Tuesday, February 05, 2013
What will be will be. But just as with the electoral reform referendum, political entities, with the collusion of much of the press, have their own agenda which has little to do with the interests or will of the electorate.
For myself personally ... I don't believe it is the responsibility of the government to legislate definitions of words, or assume them, unless there is a consensus. If the former consensus as to what marriage actually is no longer exists, then I don't believe it is for the state to decide what the new definition should be, even if an overwhelming majority of the electorate are happy with it (and that case hasn't been made). Language is not the responsibility of the state.
I also don't believe that it is the job of a government to introduce legislation of this sort within a parliament that hasn't been anticipated in a manifesto.

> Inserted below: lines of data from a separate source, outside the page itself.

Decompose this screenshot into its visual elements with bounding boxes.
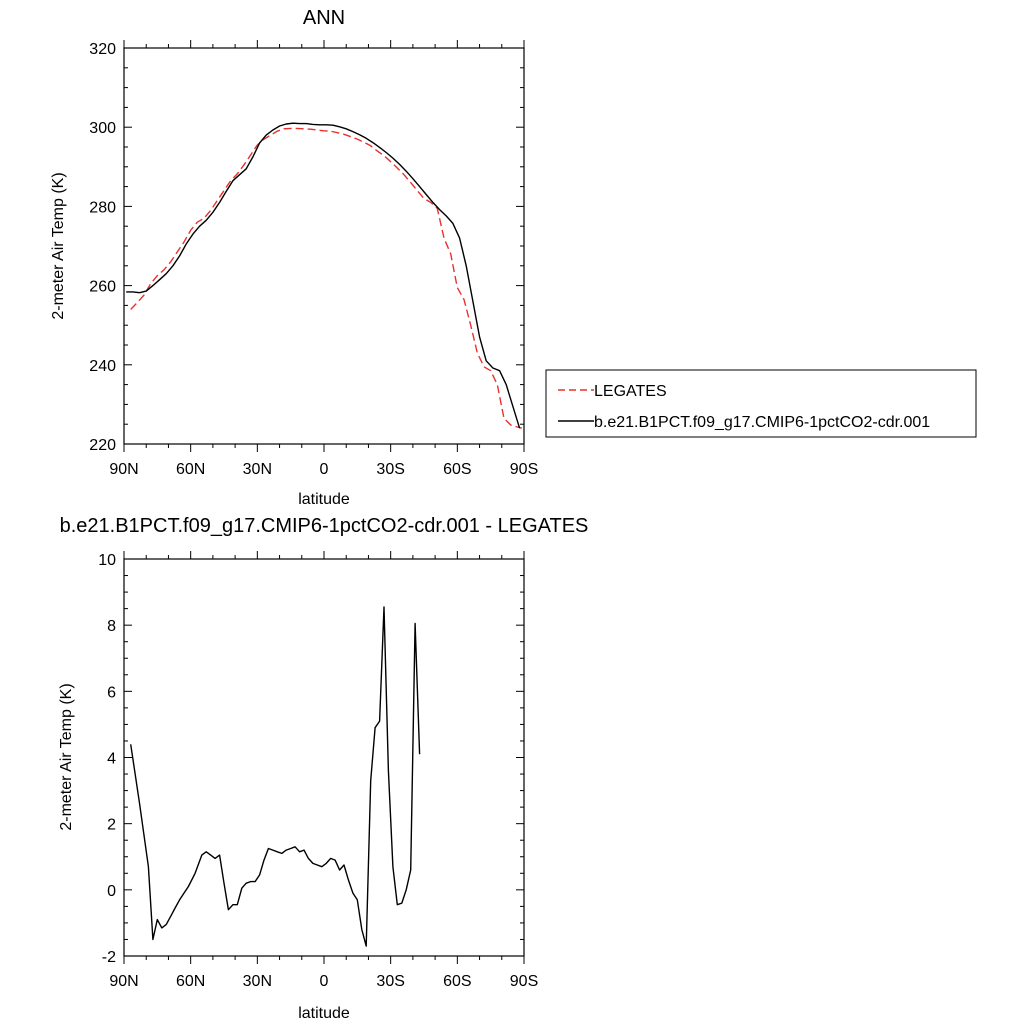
bottom-y-tick-label: 10 bbox=[98, 552, 116, 569]
bottom-y-tick-label: 8 bbox=[107, 618, 116, 635]
bottom-y-tick-label: 2 bbox=[107, 817, 116, 834]
top-x-tick-label: 30N bbox=[243, 461, 272, 478]
top-y-tick-label: 240 bbox=[89, 358, 116, 375]
legend-box bbox=[545, 369, 977, 438]
top-y-tick-label: 320 bbox=[89, 41, 116, 58]
top-x-tick-label: 30S bbox=[376, 461, 404, 478]
top-y-tick-label: 280 bbox=[89, 199, 116, 216]
bottom-y-tick-label: -2 bbox=[102, 949, 116, 966]
bottom-x-tick-label: 90N bbox=[109, 973, 138, 990]
bottom-chart-title: b.e21.B1PCT.f09_g17.CMIP6-1pctCO2-cdr.00… bbox=[60, 515, 589, 537]
top-plot-frame bbox=[123, 47, 525, 445]
legend: LEGATES b.e21.B1PCT.f09_g17.CMIP6-1pctCO… bbox=[545, 369, 977, 438]
top-x-tick-label: 90N bbox=[109, 461, 138, 478]
top-x-ticks: 90N 60N 30N 0 30S 60S 90S bbox=[109, 40, 538, 478]
bottom-series-line-0 bbox=[130, 606, 421, 947]
bottom-y-tick-label: 6 bbox=[107, 684, 116, 701]
top-series-line-1 bbox=[126, 122, 521, 429]
bottom-x-ticks: 90N 60N 30N 0 30S 60S 90S bbox=[109, 551, 538, 990]
bottom-panel: b.e21.B1PCT.f09_g17.CMIP6-1pctCO2-cdr.00… bbox=[58, 515, 588, 1022]
bottom-x-tick-label: 60S bbox=[443, 973, 471, 990]
top-chart-title: ANN bbox=[303, 7, 345, 29]
top-x-tick-label: 60S bbox=[443, 461, 471, 478]
top-x-tick-label: 90S bbox=[510, 461, 538, 478]
legend-label-model: b.e21.B1PCT.f09_g17.CMIP6-1pctCO2-cdr.00… bbox=[594, 414, 930, 431]
bottom-y-tick-label: 0 bbox=[107, 883, 116, 900]
bottom-x-tick-label: 90S bbox=[510, 973, 538, 990]
bottom-x-tick-label: 0 bbox=[320, 973, 329, 990]
top-y-tick-label: 300 bbox=[89, 120, 116, 137]
bottom-y-ticks: -2 0 2 4 6 8 10 bbox=[98, 552, 524, 966]
top-y-ticks: 220 240 260 280 300 320 bbox=[89, 41, 524, 454]
bottom-x-tick-label: 30N bbox=[243, 973, 272, 990]
bottom-x-tick-label: 60N bbox=[176, 973, 205, 990]
bottom-x-axis-label: latitude bbox=[298, 1005, 350, 1022]
top-y-tick-label: 260 bbox=[89, 279, 116, 296]
top-x-tick-label: 0 bbox=[320, 461, 329, 478]
top-x-tick-label: 60N bbox=[176, 461, 205, 478]
legend-label-legates: LEGATES bbox=[594, 383, 667, 400]
top-series-lines bbox=[126, 122, 522, 429]
bottom-x-tick-label: 30S bbox=[376, 973, 404, 990]
bottom-y-tick-label: 4 bbox=[107, 751, 116, 768]
bottom-y-axis-label: 2-meter Air Temp (K) bbox=[58, 683, 75, 830]
top-y-axis-label: 2-meter Air Temp (K) bbox=[50, 172, 67, 319]
bottom-plot-frame bbox=[123, 558, 525, 957]
top-x-axis-label: latitude bbox=[298, 491, 350, 508]
bottom-series-lines bbox=[130, 606, 421, 947]
top-y-tick-label: 220 bbox=[89, 437, 116, 454]
top-series-line-0 bbox=[130, 127, 522, 429]
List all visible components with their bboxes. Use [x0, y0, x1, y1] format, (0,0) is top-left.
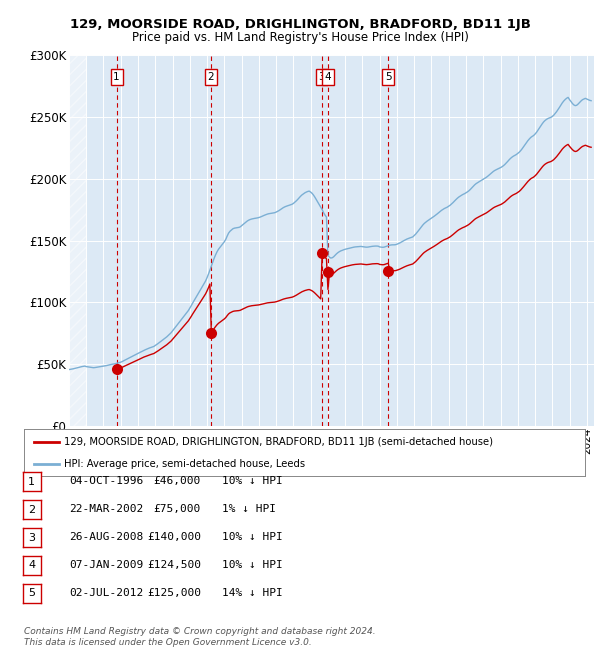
Text: 3: 3 — [319, 72, 325, 82]
Text: 26-AUG-2008: 26-AUG-2008 — [69, 532, 143, 542]
Text: 5: 5 — [385, 72, 392, 82]
Text: Contains HM Land Registry data © Crown copyright and database right 2024.
This d: Contains HM Land Registry data © Crown c… — [24, 627, 376, 647]
Text: 3: 3 — [28, 532, 35, 543]
Text: 10% ↓ HPI: 10% ↓ HPI — [222, 532, 283, 542]
Text: Price paid vs. HM Land Registry's House Price Index (HPI): Price paid vs. HM Land Registry's House … — [131, 31, 469, 44]
Text: 5: 5 — [28, 588, 35, 599]
Text: 2: 2 — [208, 72, 214, 82]
Text: 4: 4 — [28, 560, 35, 571]
Text: £46,000: £46,000 — [154, 476, 201, 486]
Text: 02-JUL-2012: 02-JUL-2012 — [69, 588, 143, 598]
Text: 10% ↓ HPI: 10% ↓ HPI — [222, 560, 283, 570]
Text: 1% ↓ HPI: 1% ↓ HPI — [222, 504, 276, 514]
Text: £125,000: £125,000 — [147, 588, 201, 598]
Text: 1: 1 — [28, 476, 35, 487]
Text: £75,000: £75,000 — [154, 504, 201, 514]
Text: 04-OCT-1996: 04-OCT-1996 — [69, 476, 143, 486]
Text: 07-JAN-2009: 07-JAN-2009 — [69, 560, 143, 570]
Bar — [69, 55, 86, 426]
Text: 10% ↓ HPI: 10% ↓ HPI — [222, 476, 283, 486]
Text: 129, MOORSIDE ROAD, DRIGHLINGTON, BRADFORD, BD11 1JB: 129, MOORSIDE ROAD, DRIGHLINGTON, BRADFO… — [70, 18, 530, 31]
Text: £140,000: £140,000 — [147, 532, 201, 542]
Text: 14% ↓ HPI: 14% ↓ HPI — [222, 588, 283, 598]
Text: HPI: Average price, semi-detached house, Leeds: HPI: Average price, semi-detached house,… — [64, 459, 305, 469]
Text: 129, MOORSIDE ROAD, DRIGHLINGTON, BRADFORD, BD11 1JB (semi-detached house): 129, MOORSIDE ROAD, DRIGHLINGTON, BRADFO… — [64, 437, 493, 447]
Text: £124,500: £124,500 — [147, 560, 201, 570]
Text: 2: 2 — [28, 504, 35, 515]
Text: 4: 4 — [325, 72, 332, 82]
Text: 1: 1 — [113, 72, 120, 82]
Text: 22-MAR-2002: 22-MAR-2002 — [69, 504, 143, 514]
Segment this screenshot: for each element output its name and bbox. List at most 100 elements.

Also, whilst the legislation may allow for freedom of conscience, this was the case for working on Sunday when the legislation for that was introduced. But 20 years down the line, it is pretty much assumed. It's hard to remember today just how big an issue working on Sunday was at the time. Does that matter, or doesn't it? Who can say? But the point is, regardless of the protections that are included, big social changes can follow from such "tidying up" and "making more equal" of the law. The government has said that it intends to change the law regardless of the outcome of consultation, and that's the point at which we stand now. Is that democracy? Is it wise? Does it reflect a reasoned, or reasonable, position?